Moçambique já foi por anos o pais mais pobre do mundo (principalmente nos tempos da guerra civil entre 76 e 92) e hoje ainda vive em uma situação de grande pobreza (ainda entre os quatro últimos do ranking de IDH em 2011), apesar do significativo desenvolvimento nos últimos tempo. Esse fato explica uma das principais características daquele transito. A pouca produção local e o difícil acesso de mercadorias cria um custo de vida muito caro. Para economizar, os moradores são obrigados a cruzar fronteiras até mesmo para comprar os alimentos mais básicos como cebola, ovos e batata.  Esses três ingredientes por sinal, dividiam espaço em praticamente todos os carros, com muitas, mas muitas outras bagagens como colchões, geladeiras, cachorros, bicicletas e normalmente outras pessoas espremidas pelos porta-malas. 

Chegamos à fronteira após duas horas de caminhada e alguns trocados gastos em águas, refrigerantes e frutas pelo caminho. O lugar sem muita estrutura e organização dava pistas de que os procedimentos não seriam lá tão normais. 

Eu estava apreensivo por ter esquecido no ônibus o meu comprovante da vacina de febre amarela, que segundo eu acreditava, seria fundamental para a minha entrada no país. No final, acabaram nem me pedindo nada além do meu passaporte e um pequeno formulário preenchido. A hora de pagar era o que realmente importava. Hans, que não tinha nenhum dinheiro local teve pagar 100 dólares americanos, já que o agente "não tinha troco" para cobrar apenas os 87 dólares da taxa. "Buuuuulshit", como falamos discretamente um para o outro quando ele virou as costas pela primeira vez. Aquilo soava claramente como um "gato" para conseguir um extra de uns gringos que não tinham mais paciência para longas discussões. 

Depois disso mandamos um "high-five" para comemorar a missão cumprida, pois teoricamente seria só esperar pelo ônibus por no máximo uma ou duas horas e o nosso plano teria sido perfeito. 

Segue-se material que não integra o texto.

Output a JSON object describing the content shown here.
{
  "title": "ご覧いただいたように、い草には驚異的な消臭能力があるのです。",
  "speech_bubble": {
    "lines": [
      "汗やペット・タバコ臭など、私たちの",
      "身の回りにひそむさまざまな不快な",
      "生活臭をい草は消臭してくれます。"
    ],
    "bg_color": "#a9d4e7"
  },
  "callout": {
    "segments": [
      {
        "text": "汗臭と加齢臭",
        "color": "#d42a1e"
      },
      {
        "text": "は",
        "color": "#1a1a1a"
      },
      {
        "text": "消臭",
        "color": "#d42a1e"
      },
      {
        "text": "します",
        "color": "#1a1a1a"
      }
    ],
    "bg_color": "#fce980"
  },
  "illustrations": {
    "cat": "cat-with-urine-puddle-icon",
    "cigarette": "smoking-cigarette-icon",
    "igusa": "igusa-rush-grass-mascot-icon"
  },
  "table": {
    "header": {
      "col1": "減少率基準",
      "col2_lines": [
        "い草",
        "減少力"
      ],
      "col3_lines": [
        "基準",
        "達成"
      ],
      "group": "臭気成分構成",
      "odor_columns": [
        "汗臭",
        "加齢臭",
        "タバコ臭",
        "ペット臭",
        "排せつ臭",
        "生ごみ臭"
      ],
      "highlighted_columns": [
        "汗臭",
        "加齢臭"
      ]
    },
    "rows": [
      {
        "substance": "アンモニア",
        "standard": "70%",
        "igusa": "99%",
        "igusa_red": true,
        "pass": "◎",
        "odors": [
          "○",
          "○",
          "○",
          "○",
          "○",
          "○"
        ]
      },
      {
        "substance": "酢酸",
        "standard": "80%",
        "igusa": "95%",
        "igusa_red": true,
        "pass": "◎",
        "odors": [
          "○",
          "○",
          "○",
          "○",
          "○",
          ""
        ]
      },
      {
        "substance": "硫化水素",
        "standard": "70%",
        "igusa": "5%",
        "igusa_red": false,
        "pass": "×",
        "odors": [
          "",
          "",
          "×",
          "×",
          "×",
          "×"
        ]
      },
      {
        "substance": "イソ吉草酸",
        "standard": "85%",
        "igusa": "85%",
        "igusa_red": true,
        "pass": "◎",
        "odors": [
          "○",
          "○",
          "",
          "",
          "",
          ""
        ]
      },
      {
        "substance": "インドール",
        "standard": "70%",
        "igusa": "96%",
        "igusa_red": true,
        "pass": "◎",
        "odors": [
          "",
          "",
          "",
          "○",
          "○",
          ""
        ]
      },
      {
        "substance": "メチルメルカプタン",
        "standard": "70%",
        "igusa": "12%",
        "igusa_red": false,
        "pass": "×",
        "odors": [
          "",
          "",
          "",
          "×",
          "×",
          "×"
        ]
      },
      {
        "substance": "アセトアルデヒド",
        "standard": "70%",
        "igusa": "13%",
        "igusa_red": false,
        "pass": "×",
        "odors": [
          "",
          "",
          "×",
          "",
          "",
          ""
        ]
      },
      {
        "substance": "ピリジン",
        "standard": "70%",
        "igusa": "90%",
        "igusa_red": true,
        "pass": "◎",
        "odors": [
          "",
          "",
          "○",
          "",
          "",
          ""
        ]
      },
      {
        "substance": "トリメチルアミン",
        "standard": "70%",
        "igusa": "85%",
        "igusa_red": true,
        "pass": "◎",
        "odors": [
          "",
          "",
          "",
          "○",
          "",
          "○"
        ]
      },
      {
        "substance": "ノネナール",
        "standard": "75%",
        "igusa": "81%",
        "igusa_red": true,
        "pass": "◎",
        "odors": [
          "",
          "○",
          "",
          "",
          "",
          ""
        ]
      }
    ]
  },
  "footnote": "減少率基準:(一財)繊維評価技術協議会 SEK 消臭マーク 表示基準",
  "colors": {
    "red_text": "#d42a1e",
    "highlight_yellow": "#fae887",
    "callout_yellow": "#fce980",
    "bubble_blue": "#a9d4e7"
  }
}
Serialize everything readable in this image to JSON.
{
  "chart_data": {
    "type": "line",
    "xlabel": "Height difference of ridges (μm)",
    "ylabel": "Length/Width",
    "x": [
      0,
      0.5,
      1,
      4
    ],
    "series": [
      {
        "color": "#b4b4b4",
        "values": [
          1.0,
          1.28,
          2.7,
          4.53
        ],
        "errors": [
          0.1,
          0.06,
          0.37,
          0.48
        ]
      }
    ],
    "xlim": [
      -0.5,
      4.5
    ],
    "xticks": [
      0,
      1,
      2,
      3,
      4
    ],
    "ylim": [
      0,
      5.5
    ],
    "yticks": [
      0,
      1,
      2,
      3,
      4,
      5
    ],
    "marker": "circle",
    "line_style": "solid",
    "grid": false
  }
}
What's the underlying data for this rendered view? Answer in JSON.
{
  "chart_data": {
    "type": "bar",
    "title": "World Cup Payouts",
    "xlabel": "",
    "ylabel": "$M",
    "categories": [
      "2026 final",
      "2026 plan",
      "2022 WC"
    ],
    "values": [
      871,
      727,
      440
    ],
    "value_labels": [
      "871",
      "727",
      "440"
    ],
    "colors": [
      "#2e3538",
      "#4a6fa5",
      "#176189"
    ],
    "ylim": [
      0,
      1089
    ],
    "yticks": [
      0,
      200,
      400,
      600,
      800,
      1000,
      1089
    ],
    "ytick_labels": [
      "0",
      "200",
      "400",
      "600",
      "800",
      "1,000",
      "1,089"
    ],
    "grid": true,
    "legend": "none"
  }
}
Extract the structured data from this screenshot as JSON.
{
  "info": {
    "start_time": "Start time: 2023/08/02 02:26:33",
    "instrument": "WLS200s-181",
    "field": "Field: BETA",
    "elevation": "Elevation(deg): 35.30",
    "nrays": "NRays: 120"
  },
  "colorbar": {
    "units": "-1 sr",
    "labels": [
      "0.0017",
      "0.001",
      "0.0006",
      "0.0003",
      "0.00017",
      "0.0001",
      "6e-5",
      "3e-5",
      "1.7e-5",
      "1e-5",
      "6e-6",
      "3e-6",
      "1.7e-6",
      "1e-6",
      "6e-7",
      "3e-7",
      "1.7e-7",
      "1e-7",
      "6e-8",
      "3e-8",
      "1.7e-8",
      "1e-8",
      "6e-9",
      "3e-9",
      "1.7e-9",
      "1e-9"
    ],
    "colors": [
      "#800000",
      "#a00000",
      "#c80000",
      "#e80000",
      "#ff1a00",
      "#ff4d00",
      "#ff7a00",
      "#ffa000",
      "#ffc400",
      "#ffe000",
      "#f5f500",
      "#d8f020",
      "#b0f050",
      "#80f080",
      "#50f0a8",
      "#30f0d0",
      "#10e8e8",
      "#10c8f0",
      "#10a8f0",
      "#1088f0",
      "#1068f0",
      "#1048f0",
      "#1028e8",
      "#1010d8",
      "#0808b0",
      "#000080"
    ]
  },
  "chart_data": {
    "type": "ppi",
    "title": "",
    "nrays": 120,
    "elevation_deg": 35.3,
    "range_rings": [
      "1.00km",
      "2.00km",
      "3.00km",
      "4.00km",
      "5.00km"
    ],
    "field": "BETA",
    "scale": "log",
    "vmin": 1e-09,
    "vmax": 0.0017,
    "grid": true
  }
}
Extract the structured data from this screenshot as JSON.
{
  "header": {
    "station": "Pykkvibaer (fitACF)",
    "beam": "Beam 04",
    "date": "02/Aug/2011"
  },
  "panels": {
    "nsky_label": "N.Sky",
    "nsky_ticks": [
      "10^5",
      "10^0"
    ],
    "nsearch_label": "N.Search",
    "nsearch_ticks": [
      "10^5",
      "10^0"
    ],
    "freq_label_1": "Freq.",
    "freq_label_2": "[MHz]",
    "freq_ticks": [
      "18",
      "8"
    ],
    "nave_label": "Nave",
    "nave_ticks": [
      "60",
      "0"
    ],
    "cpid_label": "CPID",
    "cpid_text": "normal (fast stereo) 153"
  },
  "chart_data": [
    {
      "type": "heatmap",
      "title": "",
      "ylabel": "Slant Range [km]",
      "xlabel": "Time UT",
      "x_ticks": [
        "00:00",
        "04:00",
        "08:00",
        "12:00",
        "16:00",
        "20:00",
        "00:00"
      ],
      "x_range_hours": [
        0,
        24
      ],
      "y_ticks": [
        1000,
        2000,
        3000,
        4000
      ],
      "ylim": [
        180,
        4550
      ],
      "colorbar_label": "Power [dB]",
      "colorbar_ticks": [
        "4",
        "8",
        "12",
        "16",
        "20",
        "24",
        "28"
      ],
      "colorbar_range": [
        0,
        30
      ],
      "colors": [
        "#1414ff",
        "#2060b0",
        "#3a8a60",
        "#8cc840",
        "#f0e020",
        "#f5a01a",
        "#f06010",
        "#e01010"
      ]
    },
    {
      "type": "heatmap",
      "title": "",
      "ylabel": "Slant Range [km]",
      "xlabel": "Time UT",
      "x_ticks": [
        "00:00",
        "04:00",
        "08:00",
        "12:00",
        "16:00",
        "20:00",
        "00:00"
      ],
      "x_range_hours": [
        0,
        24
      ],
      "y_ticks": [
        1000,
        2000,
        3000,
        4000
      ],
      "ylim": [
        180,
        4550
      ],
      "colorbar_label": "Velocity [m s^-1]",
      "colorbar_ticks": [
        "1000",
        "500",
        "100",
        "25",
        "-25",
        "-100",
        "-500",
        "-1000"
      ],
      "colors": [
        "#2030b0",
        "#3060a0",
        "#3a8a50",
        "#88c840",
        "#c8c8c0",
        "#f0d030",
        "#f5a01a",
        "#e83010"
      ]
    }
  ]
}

"Teria", se não fosse ter ligado para o motorista dez horas depois para descobrir que ele ainda estava no mesmo lugar que havíamos deixado o ônibus. O pior de tudo, com as nossas bagagens!

Foi só uma questão de tempo para descobrirmos que não iríamos esperar. Ligamos para um amigo local do Hans, que foi nos buscar e garantiu nossa chegada em Maputo a meia noite de sábado, 24 horas depois da partida. Os demais passageiros não tiveram a mesma sorte, chegaram dez horas depois de nós.

Porem o fato de ter chegado só me deixava ainda mais preocupado. Um dos principais motivos que me fizeram vir para a Africa foi a vontade de trabalhar de forma voluntária com crianças e ao mesmo tempo entrevistar pessoas e editar alguns "mini-documentarios" em video, plano eu que jamais poderia realizar se algo acontecesse as minhas bagagens (incluindo câmera e computador), que no momento estavam bem longe de mim.

Todos que me ouviam comentar sobre a historia da bagagem me respondiam com uma cara de "ihhh", dizendo que "se as coisas somem por aqui, mesmo quando estamos do lado delas, imagine estando longe". Conversas que não me deixaram nada confortáveis durante toda a noite, mas por sorte, MUITA SORTE, cheguei ao escritório da operadora do ônibus esta manhã e lá estavam as minhas duas malas intactas, uma com a câmera e outra com o computador, minha prancha e o meu skate, que sentimentalmente valem muito mais do que os dois outros objetos.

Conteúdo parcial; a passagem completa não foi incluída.